Whether you are buying for the first time, moving or remortgaging for a better rate, we hope you find the information provided helpful in your quest to find exactly the right mortgage for you.
When you are ready, give our professional mortgage advisors a call and we will get started on finding your very own ’Best in Market’ mortgage.
A mortgage is simply a long term loan that you take out to cover the purchase of residential property either for your own occupation or as a buy to let investment purchase. The loan is secured against the property, so if you do not keep up repayments, your home can be repossessed.
It has become much more popular to switch your mortgage before you have finished your current term. This is known as remortgaging. It can be an excellent way to find better rates, save money, consolidate debts or change the way in which you repay your loan.
This is the simplest mortgage type where the interest rate fluctuates with current financial market conditions. Most fixed, discount and other mortgage types eventually revert to a variable rate once any fixed or discount period has elapsed. Very few people now choose this option at the outset of the mortgage as the discount / fixed rate offers provided by lenders usually provide far more attractive terms.
A fixed rate mortgage simply means that you will pay the same amount of interest for an agreed time (usually 2-5 years). Often the rates are slightly higher than a variable loan, but they offer the security of knowing that if interest rates go up, your repayments will remain the same. This is one of the most popular types of mortgage as it offers stability by avoiding the risk of a large rise in interest rates upsetting your household budget. However if interest rates fall you won’t see the savings benefit so it can sometimes work against you. When your fixed term ends your payments may rise as you switch to the normal variable rate.
As the title suggests, these are lower incentivised rates offered by lenders on the standard variable rate to attract new borrowers on board and can be very competitive. However, the rate will revert to a standard variable rate so the buyer must be able to afford the mortgage payments once the discount period has elapsed.
Unlike an ordinary mortgage where the lender can set any rate they like, tracker rate mortgages are set at a specific percentage above the Bank of England’s base rate, currently 0.5%, for a fixed period of usually 2-3 years.

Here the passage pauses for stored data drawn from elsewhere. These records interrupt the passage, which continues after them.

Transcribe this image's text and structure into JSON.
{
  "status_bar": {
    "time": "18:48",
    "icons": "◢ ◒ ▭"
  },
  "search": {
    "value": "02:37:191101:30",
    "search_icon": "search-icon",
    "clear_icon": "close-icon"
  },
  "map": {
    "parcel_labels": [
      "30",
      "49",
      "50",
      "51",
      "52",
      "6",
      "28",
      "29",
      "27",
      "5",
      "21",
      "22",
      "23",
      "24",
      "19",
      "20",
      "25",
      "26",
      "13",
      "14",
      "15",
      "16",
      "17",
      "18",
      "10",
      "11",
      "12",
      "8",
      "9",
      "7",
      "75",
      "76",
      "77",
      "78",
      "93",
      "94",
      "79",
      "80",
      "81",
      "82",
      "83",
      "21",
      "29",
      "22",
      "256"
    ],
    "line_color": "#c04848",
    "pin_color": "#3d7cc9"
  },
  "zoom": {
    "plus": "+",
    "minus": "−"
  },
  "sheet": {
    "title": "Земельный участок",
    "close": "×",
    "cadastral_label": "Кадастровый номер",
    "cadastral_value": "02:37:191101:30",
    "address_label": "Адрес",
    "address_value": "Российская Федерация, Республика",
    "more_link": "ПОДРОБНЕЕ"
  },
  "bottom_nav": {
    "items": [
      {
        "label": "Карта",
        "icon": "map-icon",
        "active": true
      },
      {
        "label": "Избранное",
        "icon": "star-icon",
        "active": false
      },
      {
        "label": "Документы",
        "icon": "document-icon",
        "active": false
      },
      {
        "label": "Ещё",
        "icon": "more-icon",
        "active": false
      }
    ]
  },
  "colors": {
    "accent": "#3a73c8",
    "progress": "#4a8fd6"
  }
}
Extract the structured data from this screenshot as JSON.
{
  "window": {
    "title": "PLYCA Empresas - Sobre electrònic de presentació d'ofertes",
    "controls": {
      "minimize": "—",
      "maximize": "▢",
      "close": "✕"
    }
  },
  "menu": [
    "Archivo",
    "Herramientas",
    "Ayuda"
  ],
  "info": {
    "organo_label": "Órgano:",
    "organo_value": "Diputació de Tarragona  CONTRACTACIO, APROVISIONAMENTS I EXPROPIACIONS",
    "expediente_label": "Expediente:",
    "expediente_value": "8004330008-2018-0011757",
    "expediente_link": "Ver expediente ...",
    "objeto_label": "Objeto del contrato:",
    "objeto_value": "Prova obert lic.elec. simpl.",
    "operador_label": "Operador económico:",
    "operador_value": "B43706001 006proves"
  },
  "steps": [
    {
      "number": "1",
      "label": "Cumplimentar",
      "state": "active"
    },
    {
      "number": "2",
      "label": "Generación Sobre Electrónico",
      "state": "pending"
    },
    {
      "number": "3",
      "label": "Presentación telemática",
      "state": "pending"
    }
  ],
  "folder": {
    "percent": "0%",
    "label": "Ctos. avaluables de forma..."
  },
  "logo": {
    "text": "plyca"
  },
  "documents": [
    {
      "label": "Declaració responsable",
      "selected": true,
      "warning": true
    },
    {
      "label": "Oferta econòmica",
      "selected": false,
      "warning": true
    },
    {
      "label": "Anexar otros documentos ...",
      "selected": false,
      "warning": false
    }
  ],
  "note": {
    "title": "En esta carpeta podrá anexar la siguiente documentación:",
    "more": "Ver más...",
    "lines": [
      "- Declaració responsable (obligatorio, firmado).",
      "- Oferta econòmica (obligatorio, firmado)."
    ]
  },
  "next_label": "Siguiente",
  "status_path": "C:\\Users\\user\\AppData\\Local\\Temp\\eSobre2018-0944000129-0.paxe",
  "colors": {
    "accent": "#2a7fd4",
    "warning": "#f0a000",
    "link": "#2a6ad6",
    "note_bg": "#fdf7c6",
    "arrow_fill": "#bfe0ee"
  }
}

This means your interest rate will only fluctuate in line with Bank of England rate movements and not those arbitrarily set by the lender.
A capped rate mortgage is where the lender has set an upper and lower threshold that the interest rate cannot go above or below, and has similar benefits to fixed rate mortgages in that the homeowner will be better prepared to avoid the worst of financially damaging rate increases.
Increasingly popular, this type of mortgage works best for those who have regular savings. The primary advantage of such a scheme is that the interest on savings is offset against the interest to be paid on the mortgage, thereby reducing the mortgage payment. This of course reduces the interest paid on the savings account, but this can usually save income tax and often proves most suitable for those on higher income tax bands.
This is the most popular method of repayment. Your monthly repayment pays off the interest owed and a part of the initial capital borrowed until eventually the entire loan has been repaid in full.
An interest only mortgage allows the borrower to only pay the interest on the loan (with no capital repayments) to keep the monthly payments down in the early years of the mortgage. This type of loan carries a higher risk and advice must be sought on the suitability on this type of repayment method.
This allows you to vary within previously agreed terms the amount you can repay depending on your financial circumstances and can prove ideal for those with fluctuating incomes, for example the self employed.
There are several government initiatives available in the UK, such as the LIFT scheme (Low-Cost Initiative for First Time Buyers), Mi New Home scheme (in Scotland only) and the NewBuy scheme (in England only). These schemes have been put in place to help those struggling to save a deposit get onto the property ladder, particularly those who are looking to buy for the first time, by making it possible to secure a mortgage for a deposit as low as 5% of the property value.